A glycerol can have two or three different kinds of fatty acids hooked up to it or they can all be the same. In fact, fats and oils are all mixtures of saturated, mono- and polyunsaturated fatty acids. Olive oil, for instance, is known as "heart healthy" because it contains more monounsaturated fatty acids (77 percent) than any other dietary oils. But even olive oil contains saturated fatty acids (14 percent) and polyunsaturated fatty acids (9 percent). By contrast, beef fat is 50 percent saturated fatty acid, 42 percent monounsaturated and 4 percent polyunsaturated. But the kings of saturation are tropical oils. Coconut oil is 86 percent saturated and palm kernel, 81 percent.
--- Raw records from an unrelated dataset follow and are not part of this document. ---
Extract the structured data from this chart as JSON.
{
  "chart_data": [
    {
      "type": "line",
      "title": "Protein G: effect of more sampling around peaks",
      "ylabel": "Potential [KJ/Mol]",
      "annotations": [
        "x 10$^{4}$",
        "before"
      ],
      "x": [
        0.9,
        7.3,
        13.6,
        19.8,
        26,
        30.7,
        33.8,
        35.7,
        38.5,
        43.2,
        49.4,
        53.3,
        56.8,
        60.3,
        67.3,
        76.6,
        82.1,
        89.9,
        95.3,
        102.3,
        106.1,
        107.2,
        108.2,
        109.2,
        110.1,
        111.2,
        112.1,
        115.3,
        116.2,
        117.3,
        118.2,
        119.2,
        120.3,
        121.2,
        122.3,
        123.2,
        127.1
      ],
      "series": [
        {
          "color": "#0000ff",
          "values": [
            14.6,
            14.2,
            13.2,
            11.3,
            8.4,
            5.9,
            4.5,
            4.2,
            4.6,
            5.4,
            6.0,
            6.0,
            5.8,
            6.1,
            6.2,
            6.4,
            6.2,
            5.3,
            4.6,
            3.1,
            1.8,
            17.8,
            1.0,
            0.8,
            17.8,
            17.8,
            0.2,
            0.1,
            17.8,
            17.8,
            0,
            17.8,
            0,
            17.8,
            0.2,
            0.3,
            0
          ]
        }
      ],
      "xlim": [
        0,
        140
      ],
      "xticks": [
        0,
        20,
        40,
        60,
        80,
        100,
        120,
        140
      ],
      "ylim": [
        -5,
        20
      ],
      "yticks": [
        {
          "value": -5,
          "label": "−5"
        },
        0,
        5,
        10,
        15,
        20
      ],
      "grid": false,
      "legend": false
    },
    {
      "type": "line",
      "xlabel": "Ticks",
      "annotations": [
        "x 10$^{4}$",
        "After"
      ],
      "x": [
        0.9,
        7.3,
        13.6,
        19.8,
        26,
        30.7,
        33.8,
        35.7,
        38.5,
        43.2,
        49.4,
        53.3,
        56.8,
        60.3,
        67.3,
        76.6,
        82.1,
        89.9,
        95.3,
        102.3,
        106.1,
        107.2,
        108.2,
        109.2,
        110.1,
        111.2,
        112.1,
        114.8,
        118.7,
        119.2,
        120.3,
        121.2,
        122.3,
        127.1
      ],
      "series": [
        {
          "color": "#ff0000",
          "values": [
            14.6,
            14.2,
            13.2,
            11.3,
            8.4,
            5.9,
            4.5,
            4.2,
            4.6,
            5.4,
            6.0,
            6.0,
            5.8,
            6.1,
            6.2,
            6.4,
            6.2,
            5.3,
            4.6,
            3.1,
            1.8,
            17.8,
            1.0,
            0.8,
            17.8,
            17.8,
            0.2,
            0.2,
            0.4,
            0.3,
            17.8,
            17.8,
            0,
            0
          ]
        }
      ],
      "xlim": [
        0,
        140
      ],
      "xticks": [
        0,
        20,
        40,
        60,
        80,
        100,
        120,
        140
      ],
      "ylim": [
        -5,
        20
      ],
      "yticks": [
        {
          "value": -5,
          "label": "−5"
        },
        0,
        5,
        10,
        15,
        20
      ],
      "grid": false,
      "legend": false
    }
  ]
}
Food technologists, however, are rarely content with the foods that nature has provided; oils are no exception. Food manufacturers will often put unsaturated vegetable oils through a chemical process known as "hydrogenation" that adds hydrogen to the fat molecule. While this increases shelf life and changes the texture of the resulting fat or oil, it also robs the formerly unsaturated oil of some of its health benefits. Margarine and all-vegetable lard are two examples of partially hydrogenated vegetable oils. These were among the earliest techno-foods.

A Healthy Fish Story

There was much to-do several years ago about the cardio-protective nature of oils from salmon and other cold-water fish. Those oils contain a high concentration of omega-3 polyunsaturated fatty acids.

Lab research suggests that omega-3 fatty acids don't seem to affect cholesterol levels. In fact, participants in one lab study who ate about 1 tablespoon of fish oil per day actually increased their LDLs. These types of fish oils, however do seem to help prevent atherosclerosis by decreasing the tendency of white blood cells called monocytes to stick to artery walls. However, little more is known, including whether you get the same protective effect by taking pill supplements containing omega-3 fatty acids. Eating lots of salmon is more fun, but grill it or use olive oil in the preparation; butter only ruins the health effect. And don't bother with fish oil capsules. Just eat lots of fish instead. The New England Journal of Medicine has reported that men who daily ate an average of 30 grams (slightly more than one ounce) of fish rich in omega-3 fatty acids cut their heart attack risk in half -- that's just 7 ounces per week.

Cholesterol is measured in milligrams per deciliter of blood (abbreviated mg/dl). A deciliter is one-tenth of a liter and a liter is slightly smaller than a quart. A milligram is one- thousandth of a gram and there are 454 grams in a pound. When people refer to their cholesterol as "225" or "178" they are referring to mg/dl.